The CLP says these phrases are messages of genocidal intent against Jewish people and that they are therefore antisemitic.

Of the two banned phrases, I have never heard “Globalise the Intifada” chanted at a rally. “From the river the sea, Palestine will be free” is regularly chanted at rallies.

It is not a message of hate; it is a message of freedom and equal rights for the people of Palestine and for all people, living between the Jordan River and the Mediterranean Sea.

Given that Israel is perpetrating a genocide, a finding by the United Nations Commission of Inquiry as well many international human rights organisations, such as Amnesty International and the International Association of Genocide Scholars, it is reasonable to call for equal rights for all peoples.

The International Court of Justice, the ultimate arbiter, will make a formal ruling in the future. But, for now, it has said, more than two years ago, that genocide is plausible and ordered provisional measures that Israel must undertake to ensure that genocide is not being committed.

The Genocide Convention tries to prevent genocide; the International Criminal Court said Israel and other countries must take certain measures to ensure that genocide is not being committed.

The ICC has also found that Israel did not implement the provisional measures and issued additional ones. And the same thing happened again.

So, while the ICJ has not made its final decision about genocide, based on the facts it has made a formal finding about plausible genocide.

Israel is committing genocide. That is not a word to throw around lightly. People have the right to contest that finding but to do that they would need to have a really strong case.

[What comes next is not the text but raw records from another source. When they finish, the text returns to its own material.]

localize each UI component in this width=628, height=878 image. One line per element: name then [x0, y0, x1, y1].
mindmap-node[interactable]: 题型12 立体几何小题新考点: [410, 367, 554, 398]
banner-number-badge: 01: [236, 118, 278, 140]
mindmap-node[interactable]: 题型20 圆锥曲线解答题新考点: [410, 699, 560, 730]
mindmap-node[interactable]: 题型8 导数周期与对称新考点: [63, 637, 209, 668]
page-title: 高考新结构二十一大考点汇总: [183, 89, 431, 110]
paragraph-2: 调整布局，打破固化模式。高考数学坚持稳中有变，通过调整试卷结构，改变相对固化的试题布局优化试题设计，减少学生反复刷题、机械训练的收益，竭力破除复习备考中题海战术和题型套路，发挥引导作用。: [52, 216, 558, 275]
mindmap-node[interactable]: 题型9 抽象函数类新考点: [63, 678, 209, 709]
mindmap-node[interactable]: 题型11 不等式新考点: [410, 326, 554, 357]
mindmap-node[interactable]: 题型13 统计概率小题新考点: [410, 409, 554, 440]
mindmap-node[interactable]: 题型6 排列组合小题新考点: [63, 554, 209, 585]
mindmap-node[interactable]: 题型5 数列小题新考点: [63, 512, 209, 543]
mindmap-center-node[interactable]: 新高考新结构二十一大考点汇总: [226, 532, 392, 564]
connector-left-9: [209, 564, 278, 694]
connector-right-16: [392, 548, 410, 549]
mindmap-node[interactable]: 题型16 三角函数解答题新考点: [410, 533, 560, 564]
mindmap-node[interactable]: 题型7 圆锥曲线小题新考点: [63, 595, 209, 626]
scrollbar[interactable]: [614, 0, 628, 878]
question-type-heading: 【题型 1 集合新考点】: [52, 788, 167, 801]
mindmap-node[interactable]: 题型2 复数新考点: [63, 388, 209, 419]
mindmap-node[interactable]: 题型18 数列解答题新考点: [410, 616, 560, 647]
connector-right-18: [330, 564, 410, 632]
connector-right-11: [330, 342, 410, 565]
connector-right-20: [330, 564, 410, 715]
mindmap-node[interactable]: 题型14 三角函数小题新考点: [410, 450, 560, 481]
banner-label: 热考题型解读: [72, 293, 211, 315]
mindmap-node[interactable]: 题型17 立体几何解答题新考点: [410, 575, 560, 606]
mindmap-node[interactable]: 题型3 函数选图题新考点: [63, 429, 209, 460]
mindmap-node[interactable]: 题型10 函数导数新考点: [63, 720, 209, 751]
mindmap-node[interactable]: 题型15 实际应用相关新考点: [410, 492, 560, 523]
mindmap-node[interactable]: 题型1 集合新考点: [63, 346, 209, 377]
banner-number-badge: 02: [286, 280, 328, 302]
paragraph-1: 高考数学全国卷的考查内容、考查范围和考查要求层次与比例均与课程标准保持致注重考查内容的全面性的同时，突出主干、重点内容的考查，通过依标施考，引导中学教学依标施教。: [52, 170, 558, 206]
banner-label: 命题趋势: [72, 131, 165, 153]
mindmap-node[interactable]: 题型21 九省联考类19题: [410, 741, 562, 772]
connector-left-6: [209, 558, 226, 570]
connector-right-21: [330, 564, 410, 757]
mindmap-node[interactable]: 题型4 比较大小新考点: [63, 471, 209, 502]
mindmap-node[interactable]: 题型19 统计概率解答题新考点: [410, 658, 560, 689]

It is not enough to just say Israel is not committing genocide in Gaza.

In the context of an actual genocide, in which the Australian and Queensland governments are complicit, chanting slogans calling for justice are warranted. It helps build a movement against genocide which then puts pressure on governments to stop aiding and abetting genocide.

NSW Premier Chris Minns was the first politician to suggest banning both the slogans now illegal in Queensland, around the time of the Bondi Beach shootings.

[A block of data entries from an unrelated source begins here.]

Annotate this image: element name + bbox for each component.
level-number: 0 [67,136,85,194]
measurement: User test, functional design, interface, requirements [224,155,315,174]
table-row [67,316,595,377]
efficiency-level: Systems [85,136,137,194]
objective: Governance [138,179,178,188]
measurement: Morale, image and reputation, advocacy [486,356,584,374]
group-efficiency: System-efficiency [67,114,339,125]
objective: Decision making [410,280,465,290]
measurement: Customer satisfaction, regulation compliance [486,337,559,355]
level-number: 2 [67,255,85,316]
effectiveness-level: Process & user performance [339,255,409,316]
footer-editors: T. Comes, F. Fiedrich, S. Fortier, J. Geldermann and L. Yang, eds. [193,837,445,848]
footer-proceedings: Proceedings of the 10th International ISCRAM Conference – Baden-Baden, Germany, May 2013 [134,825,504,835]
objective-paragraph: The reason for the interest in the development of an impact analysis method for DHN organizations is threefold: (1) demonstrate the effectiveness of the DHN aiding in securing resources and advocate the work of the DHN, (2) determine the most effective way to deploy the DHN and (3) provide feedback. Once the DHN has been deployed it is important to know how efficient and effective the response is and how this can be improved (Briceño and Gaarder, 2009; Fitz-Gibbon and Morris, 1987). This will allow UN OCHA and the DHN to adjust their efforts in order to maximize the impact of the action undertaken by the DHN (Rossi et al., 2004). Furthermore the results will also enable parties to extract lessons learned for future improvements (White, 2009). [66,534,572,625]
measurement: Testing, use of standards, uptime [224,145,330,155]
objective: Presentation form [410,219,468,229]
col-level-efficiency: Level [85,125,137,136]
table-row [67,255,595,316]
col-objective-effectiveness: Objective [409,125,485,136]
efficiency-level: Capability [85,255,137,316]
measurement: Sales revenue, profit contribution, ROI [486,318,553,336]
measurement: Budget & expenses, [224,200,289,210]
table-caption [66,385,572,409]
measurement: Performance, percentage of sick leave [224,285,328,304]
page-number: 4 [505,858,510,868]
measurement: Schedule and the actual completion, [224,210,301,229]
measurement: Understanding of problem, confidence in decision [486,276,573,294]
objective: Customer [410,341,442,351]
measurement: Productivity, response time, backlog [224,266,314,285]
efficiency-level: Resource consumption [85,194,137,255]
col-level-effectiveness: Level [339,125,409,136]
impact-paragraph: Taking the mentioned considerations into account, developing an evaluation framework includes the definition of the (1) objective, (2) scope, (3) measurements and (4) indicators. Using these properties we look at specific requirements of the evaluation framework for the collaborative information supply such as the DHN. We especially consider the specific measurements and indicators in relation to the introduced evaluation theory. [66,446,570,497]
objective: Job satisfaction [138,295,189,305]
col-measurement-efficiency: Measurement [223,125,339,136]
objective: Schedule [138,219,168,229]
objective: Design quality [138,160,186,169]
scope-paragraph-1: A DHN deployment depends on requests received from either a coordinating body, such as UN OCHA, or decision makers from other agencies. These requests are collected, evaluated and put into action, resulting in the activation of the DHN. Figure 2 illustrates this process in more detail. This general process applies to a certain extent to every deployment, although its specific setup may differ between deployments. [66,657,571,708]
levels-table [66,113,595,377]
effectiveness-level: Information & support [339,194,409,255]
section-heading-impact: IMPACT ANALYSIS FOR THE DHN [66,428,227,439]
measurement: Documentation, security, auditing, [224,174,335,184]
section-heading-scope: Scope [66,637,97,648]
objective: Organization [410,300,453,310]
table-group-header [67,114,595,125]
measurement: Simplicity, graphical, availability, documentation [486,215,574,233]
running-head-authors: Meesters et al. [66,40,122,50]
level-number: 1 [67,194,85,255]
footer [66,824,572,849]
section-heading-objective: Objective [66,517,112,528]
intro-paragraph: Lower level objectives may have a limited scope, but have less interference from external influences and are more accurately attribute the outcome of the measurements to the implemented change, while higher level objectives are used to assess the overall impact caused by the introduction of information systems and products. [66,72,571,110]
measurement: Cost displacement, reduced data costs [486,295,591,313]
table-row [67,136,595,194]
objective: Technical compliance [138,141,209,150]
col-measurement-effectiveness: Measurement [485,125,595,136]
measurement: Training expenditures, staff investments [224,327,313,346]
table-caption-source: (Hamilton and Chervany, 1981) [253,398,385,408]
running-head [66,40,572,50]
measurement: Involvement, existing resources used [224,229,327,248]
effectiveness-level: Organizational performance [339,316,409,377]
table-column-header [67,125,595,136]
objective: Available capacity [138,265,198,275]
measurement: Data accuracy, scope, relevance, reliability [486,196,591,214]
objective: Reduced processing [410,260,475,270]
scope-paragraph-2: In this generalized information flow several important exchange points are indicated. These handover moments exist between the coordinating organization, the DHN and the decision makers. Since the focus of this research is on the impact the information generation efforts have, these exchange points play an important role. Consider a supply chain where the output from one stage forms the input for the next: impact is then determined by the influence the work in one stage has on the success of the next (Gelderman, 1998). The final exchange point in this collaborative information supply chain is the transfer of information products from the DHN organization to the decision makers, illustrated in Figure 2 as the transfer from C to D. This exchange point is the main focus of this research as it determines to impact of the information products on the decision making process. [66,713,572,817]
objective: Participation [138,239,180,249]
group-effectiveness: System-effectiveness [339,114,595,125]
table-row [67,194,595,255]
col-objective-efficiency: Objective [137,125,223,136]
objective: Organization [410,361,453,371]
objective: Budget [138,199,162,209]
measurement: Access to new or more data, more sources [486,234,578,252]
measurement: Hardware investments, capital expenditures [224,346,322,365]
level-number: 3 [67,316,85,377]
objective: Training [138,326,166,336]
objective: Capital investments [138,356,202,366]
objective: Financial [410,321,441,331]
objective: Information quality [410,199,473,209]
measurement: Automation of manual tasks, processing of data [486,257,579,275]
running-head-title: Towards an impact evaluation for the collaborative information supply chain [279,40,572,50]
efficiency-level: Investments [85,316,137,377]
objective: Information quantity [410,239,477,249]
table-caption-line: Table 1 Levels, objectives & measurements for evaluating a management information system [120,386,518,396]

I suggest it goes back to the Zonist movement’s conference on the Gold Coast. It was there that the call was made to prohibit that phrase. The shooting at Bondi was an atrocity at Bondi, and the Zionist movement has used it to push their campaign against the movement for justice in Palestine.

David Crisafulli has jumped at the chance to ban these slogans. Hi government has passed a swag of draconian laws, including harsh youth justice laws targeting First Nations kids. What has been the reaction to this?

One of Crisafullis signature policies was to target kids as young as 10: “Adult crime, adult time” was his slogan. The laws are a human rights abuse in their own right. He has also attacked safety standards for workers, and trans rights for young people.

While Crisafulli has brought in these draconian measures, he is also a conscious of not going too far, too fast.

The attacks on the Palestine freedom movement are also an abuse of political freedoms which, as you point out, even the NSW government hasn’t done as yet.

Justice for Palestine will launch a High Court challenge to these laws. Where do you see this going?

There will be a challenge and the details will be out soon. A number of lawyers are working on it. While these things are never certain, it is plausible that these laws will be struck down.

In terms of the cases against people who said the prohibited words, the assertion that their actions could be seen to be “harassing” or “menacing” are false.

To be charged on the basis that somebody might be offended is an extremely low bar to set. People get offended because of all sorts of things and that should not be criminalised.

The law allows for people to say or use these phrases in some contexts. The legal advice we have been given is that people who said the phrase on April 18 were doing it “in the public interest”.

My sign said: “It is in the public interest for people to know”. My speech elaborated on what that means.

Exactly how the courts will interpret this law is an unknown. There is a good chance that it will be defeated in the High Court and, if it isn’t, there’s a good chance that the police will not be able to prove their case as there was a lawful excuse to use the phrase.